Je suis un peu perdu avec les abonnements iGen, macGé, Club iGen.

Je suis membre du Club iGen et tiens à le rester.

Sur l’App Store, mon compte précise que j’ai un abonnement annuel à iGeneration valable jusqu’au 16 septembre 2021. Il est également précisé que je peux souscrire à une « option » pour 49,99 € l’an.
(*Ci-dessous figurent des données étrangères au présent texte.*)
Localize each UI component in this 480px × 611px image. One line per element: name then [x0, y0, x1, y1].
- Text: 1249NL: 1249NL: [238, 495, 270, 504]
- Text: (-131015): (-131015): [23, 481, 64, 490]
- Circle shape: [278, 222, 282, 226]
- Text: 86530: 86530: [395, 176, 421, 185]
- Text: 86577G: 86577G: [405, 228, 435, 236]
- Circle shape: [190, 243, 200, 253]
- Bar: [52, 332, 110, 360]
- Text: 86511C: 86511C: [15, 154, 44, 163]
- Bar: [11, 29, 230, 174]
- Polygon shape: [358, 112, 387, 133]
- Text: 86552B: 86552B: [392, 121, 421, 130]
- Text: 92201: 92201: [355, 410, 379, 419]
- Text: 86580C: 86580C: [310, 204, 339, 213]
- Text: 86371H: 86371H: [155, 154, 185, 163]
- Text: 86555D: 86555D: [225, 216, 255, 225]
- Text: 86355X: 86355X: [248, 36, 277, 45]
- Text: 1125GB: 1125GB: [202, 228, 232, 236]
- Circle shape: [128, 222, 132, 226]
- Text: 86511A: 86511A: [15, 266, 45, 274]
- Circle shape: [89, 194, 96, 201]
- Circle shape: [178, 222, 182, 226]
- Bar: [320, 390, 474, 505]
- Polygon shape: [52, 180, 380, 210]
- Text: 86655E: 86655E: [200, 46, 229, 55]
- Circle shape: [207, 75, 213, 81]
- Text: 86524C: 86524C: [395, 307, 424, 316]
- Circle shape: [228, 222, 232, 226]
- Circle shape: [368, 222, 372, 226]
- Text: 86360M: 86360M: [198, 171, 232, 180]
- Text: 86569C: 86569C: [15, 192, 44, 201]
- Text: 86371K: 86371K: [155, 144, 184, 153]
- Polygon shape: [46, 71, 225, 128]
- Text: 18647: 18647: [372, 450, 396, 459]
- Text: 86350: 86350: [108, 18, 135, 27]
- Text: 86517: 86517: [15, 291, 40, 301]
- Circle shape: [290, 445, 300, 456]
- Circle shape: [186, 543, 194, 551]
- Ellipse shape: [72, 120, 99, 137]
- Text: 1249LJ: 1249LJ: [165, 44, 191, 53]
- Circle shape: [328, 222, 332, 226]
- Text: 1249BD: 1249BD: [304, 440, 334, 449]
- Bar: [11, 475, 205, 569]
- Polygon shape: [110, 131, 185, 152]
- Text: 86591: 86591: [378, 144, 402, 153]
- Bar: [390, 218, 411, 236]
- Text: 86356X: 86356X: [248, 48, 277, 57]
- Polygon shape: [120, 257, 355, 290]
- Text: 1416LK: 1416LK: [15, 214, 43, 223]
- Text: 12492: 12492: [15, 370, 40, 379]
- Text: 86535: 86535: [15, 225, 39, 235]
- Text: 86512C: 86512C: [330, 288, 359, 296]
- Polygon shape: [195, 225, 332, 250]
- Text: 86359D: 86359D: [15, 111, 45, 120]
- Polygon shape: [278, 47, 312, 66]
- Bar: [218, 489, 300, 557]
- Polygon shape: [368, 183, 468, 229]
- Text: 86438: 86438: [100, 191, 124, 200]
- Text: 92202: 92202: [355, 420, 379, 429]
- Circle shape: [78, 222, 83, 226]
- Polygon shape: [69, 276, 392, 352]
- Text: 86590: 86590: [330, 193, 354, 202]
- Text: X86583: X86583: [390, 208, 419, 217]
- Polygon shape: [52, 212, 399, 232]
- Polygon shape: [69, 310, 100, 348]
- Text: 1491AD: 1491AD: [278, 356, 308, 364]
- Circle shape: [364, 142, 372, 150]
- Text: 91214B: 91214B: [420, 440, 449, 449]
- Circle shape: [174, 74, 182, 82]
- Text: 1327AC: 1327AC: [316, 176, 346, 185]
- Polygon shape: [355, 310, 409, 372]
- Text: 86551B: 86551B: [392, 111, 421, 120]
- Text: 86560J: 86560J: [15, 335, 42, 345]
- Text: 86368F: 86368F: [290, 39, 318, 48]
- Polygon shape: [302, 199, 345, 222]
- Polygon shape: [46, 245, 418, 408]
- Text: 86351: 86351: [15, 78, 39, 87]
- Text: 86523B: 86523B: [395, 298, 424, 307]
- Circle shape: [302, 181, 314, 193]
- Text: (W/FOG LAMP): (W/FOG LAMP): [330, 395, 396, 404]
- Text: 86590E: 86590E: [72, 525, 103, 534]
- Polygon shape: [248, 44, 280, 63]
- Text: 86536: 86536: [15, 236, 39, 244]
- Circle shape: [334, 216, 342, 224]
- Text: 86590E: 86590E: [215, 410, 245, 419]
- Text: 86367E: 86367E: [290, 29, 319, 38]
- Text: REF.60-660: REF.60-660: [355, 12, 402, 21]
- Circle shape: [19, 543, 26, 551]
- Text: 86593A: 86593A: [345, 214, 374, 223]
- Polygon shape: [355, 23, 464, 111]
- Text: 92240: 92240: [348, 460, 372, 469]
Qu’est-ce que c’est que cette « option » ?

Sur le site web Club iGen, on m’annonce que mon abonnement arrivera à échéance en décembre 2020.

L’abonnement que j’ai souscrit à igeneration et qui va jusqu’en septembre 2021 est-il différent de l’abonnement au Club iGen ? Auquel cas, si je poursuis mon abonnement au Club iGen qui arrivera à échéance le mois prochain, ai-je intérêt à conserver l’abonnement à iGénération valable encore dix mois ? Est-ce que je ne paierai pas deux fois pour le même service ?

Merci pour vos lumières.


----------



## cl97 (12 Novembre 2020)

coucou

peux-tu nous envoyer un mail à support@mgig.fr.

ce sera plus simple pour t'apporter une réponse pertinente. Merci en tout cas !


----------



## Dead head (12 Novembre 2020)

Merci à toi. J'envoie mon courriel.


----------